The 12-Step program way of looking at the whole business is actually different than what we are used to. 
It is even different from what normal people 
without these problems are used to.
The program is not about answering questions to beat the desire. 
It is not an answer to the problem, at all. It does not make one "stronger", at all. 
It is about changing myself and the way I think so that I do not have the problem in the first place. 
This is done by the steps and by being part of a group of other people with the same problem getting better the same way. 
It would not work at all if it was done under the instruction of a teacher or Rav, or shrink, because it is about being together with folks who know you because they are the same as you are in this respect. 

Looking at it as a "struggle", I find useless and poisonous for me.
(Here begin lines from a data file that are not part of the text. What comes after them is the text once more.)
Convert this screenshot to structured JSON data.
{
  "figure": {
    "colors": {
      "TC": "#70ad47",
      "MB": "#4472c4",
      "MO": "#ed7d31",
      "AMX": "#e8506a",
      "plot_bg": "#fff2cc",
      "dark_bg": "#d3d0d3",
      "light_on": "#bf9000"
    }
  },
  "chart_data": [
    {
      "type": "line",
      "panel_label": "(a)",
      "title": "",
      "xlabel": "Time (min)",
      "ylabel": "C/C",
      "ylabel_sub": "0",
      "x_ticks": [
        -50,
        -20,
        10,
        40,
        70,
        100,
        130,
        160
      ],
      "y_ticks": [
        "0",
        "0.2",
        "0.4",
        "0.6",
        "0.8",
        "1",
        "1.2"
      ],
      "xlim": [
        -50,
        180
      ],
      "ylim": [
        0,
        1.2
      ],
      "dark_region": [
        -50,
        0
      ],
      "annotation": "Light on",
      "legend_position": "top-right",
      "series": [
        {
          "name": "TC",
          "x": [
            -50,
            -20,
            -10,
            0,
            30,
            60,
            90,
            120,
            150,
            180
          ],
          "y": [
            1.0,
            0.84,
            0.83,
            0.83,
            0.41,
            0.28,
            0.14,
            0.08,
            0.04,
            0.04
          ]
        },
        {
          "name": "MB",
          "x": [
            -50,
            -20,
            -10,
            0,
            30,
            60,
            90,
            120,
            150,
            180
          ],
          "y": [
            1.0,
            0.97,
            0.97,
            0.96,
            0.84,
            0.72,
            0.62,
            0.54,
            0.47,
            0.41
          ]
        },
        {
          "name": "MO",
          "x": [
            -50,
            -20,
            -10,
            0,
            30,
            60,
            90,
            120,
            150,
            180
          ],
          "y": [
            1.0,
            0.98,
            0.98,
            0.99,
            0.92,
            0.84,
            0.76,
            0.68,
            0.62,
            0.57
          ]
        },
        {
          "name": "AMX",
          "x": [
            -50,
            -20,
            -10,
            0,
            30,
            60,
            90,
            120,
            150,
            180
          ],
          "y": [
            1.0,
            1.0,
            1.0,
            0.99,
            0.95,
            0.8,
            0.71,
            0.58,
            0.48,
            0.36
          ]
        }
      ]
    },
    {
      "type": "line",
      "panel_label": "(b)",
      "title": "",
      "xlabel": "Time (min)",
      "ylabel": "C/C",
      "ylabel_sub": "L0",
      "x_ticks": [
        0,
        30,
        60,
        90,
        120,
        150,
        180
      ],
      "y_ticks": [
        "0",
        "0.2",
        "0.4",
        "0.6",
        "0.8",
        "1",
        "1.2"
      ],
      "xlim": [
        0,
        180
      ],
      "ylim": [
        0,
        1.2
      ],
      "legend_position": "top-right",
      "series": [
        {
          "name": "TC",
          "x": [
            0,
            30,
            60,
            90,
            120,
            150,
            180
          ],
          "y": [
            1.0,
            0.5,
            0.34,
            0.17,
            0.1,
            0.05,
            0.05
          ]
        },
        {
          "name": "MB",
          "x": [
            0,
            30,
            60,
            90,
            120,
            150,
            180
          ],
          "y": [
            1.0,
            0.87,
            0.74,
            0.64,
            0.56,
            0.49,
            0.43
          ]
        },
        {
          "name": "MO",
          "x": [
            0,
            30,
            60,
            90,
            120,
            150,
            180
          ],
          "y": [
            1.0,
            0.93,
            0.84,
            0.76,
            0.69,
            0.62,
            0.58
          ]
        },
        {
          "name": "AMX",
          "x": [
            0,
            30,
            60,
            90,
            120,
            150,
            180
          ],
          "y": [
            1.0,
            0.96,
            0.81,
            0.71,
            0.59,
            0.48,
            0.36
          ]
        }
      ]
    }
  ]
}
To struggle, for me, implies that I can beat it if I only try hard enough and that is how I got so messed up  in the first place.

I got this messed up my way.
Now it is time to do things a different  way.
Because I finally became 
ready for things to be different.
And yes, the solution is not "long term", but neither is your kabolas ohl malchus shomayim. You can only be mekabel it for today, right? Can you eat for tomorrow? Can you go to the bathroom extra today, so you will not need to go tomorrow? No. In the same way a person can "commit" himself to keeping the Torah/mekabel the ohl forever, but his commitment is actually hevel. You cannot guarantee that you will keep it tomorrow. It says "hayom" in the Kriyas sh'ma, no? It's really really new, each day.

This is how the program's solution works, for me. This is all it means when we say, "One day at a time."

When we get honest about our limitations, like "we are sober only for today," it's not because it is too hard to do a week or a year. It is not about willpower at all! It's because it is just the truth: we are only sober one day at a time, and that is our only business.  Not tomorrow. Focus on tomorrow's sobriety is more shtuyot.
We get honest with ourselves and with others like us, to make it all more real to us. And that is the first step.
If you want to know a lot about the 12 steps I suggest reading the books called "the SA white book", and the book called "Alcoholics Anonymous". But what worked for me was not reading or studying. It was attending SA meetings, spending time with other people  with my type of problem who were getting better, and actually following the directions of the steps to the letter.
Thank-you for your patience with me. It takes me a long time to say things, sorry.
Hatzlocha and if we do not communicate again before RH, Have a kesiva vechasima tova you and all your family!